1. Trace Refinement: Extra Behavior

The implementation does something the specification doesn't allow.

from agenticraft_foundation import Event, Prefix, Stop
from agenticraft_foundation.algebra import trace_refines
from agenticraft_foundation.verification import explain_refinement_failure

req = Event("request")
resp = Event("response")
ack = Event("acknowledge")

# Spec: request -> response -> stop
spec = Prefix(req, Prefix(resp, Stop()))

# Impl: request -> response -> acknowledge -> stop (extra event!)
impl = Prefix(req, Prefix(resp, Prefix(ack, Stop())))

result = trace_refines(spec, impl)

Without counterexample generation, you get is_valid=False and a raw trace. With it:

explanation = explain_refinement_failure(spec, impl, result)
print(explanation.summary)
# "Impl violates spec at trace ⟨request, response, acknowledge⟩:
#  After ⟨request, response⟩, spec allows {} but impl performs acknowledge"
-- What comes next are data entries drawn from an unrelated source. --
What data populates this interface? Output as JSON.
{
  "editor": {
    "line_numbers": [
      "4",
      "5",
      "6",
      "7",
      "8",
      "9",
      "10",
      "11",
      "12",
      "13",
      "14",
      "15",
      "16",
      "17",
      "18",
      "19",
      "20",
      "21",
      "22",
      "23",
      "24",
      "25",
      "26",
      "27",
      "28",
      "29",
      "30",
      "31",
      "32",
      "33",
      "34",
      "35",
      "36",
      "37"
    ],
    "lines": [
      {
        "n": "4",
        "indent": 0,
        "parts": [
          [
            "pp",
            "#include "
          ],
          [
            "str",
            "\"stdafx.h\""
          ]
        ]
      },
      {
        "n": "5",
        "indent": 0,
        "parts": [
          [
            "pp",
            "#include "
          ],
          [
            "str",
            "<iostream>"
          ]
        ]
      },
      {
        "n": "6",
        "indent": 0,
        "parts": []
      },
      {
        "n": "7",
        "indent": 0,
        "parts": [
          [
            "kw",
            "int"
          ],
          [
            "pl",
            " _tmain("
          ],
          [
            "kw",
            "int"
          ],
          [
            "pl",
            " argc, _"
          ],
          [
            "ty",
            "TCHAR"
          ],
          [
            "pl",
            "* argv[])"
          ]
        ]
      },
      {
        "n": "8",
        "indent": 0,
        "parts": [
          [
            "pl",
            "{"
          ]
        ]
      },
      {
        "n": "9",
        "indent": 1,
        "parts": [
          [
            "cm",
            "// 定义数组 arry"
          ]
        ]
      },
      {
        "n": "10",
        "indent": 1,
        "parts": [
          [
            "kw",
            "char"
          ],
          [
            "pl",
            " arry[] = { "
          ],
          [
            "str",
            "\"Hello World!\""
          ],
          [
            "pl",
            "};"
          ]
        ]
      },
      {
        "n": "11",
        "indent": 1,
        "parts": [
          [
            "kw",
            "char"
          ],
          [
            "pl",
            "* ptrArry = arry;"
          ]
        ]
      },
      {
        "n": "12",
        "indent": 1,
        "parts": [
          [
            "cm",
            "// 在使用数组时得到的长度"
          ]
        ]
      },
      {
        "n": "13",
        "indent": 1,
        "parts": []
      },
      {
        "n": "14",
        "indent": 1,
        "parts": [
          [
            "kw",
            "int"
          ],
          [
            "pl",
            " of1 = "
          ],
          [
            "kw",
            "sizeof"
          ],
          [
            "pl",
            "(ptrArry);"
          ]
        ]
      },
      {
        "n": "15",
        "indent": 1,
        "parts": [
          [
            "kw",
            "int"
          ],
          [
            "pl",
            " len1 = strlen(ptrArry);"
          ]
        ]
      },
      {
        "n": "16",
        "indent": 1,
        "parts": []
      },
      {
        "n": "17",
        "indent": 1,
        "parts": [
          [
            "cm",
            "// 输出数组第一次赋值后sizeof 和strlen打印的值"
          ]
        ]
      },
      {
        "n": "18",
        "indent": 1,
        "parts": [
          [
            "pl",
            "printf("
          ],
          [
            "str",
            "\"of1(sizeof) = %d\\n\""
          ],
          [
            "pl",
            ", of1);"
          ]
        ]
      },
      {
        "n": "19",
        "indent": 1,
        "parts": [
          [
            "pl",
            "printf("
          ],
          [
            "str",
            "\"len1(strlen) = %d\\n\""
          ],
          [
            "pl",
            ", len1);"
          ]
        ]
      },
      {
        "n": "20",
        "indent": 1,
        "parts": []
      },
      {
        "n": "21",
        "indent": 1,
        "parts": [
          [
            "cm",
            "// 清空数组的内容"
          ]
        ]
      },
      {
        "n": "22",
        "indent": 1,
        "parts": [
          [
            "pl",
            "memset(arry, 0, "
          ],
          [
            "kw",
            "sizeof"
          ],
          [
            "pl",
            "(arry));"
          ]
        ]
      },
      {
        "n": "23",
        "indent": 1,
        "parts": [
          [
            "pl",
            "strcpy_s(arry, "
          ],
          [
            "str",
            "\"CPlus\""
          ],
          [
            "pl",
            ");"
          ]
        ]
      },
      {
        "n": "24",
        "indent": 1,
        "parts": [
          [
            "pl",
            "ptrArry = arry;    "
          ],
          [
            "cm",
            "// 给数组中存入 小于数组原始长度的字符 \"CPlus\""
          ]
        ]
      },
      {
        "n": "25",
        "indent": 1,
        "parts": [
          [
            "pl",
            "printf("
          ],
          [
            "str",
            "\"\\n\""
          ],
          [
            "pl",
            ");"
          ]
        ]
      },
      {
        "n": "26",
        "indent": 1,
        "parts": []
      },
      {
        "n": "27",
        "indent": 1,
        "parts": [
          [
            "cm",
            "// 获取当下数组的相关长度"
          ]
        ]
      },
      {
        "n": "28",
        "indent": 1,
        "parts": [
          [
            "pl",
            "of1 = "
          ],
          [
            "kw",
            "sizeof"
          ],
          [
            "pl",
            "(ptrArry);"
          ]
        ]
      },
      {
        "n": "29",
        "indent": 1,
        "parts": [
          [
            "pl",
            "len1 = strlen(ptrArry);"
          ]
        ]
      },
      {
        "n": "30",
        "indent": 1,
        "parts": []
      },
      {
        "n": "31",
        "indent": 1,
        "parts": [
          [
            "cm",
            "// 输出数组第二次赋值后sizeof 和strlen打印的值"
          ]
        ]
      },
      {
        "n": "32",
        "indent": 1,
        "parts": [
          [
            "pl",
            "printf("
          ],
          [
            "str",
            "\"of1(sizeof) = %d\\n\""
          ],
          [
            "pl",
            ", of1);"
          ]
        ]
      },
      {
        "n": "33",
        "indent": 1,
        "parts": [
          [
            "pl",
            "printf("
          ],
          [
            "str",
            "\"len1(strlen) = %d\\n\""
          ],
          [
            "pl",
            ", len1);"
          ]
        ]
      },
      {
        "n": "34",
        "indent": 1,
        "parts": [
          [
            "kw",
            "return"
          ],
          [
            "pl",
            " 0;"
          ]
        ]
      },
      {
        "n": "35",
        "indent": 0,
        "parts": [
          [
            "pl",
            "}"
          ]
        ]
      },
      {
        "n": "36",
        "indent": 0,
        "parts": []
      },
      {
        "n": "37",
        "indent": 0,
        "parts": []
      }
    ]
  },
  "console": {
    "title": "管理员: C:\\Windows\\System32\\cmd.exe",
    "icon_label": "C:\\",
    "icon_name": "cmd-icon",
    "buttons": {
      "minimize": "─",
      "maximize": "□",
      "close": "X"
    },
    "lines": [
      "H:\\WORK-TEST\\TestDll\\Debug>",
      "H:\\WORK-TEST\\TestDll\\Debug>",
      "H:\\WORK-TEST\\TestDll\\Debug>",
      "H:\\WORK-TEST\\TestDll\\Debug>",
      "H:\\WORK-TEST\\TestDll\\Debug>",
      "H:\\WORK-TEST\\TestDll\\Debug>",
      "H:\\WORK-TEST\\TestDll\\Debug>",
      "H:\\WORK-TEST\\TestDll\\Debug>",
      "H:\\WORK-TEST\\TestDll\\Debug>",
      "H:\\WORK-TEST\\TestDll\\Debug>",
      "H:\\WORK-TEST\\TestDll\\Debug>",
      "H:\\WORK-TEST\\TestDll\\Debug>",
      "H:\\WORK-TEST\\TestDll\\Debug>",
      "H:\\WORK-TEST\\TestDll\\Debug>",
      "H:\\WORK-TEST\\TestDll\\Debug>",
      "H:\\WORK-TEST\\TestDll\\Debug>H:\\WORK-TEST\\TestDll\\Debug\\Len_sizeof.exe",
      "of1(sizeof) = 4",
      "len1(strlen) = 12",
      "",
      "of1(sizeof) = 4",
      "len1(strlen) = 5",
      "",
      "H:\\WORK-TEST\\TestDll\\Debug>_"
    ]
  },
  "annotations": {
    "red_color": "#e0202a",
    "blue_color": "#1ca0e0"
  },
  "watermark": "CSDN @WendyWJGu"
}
The explanation pinpoints:

  • Divergence step: Step 2 (the acknowledge event)
  • Spec allowed: {} (nothing -- spec has terminated)
  • Impl attempted: acknowledge

2. Failures Refinement: Nondeterminism

When an implementation makes an internal choice that the specification leaves to the environment.

from agenticraft_foundation import ExternalChoice, InternalChoice

# Spec: external choice (environment decides)
spec = Prefix(req, ExternalChoice(
    Prefix(resp, Stop()),
    Prefix(err, Stop()),
))

# Impl: internal choice (impl decides -- may refuse error)
impl = Prefix(req, InternalChoice(
    Prefix(resp, Stop()),
    Prefix(err, Stop()),
))

result = failures_refines(spec, impl)
explanation = explain_refinement_failure(spec, impl, result)
print(explanation.summary)
# "After trace ⟨request⟩, impl refuses {error, request}
#  but spec does not refuse all of these"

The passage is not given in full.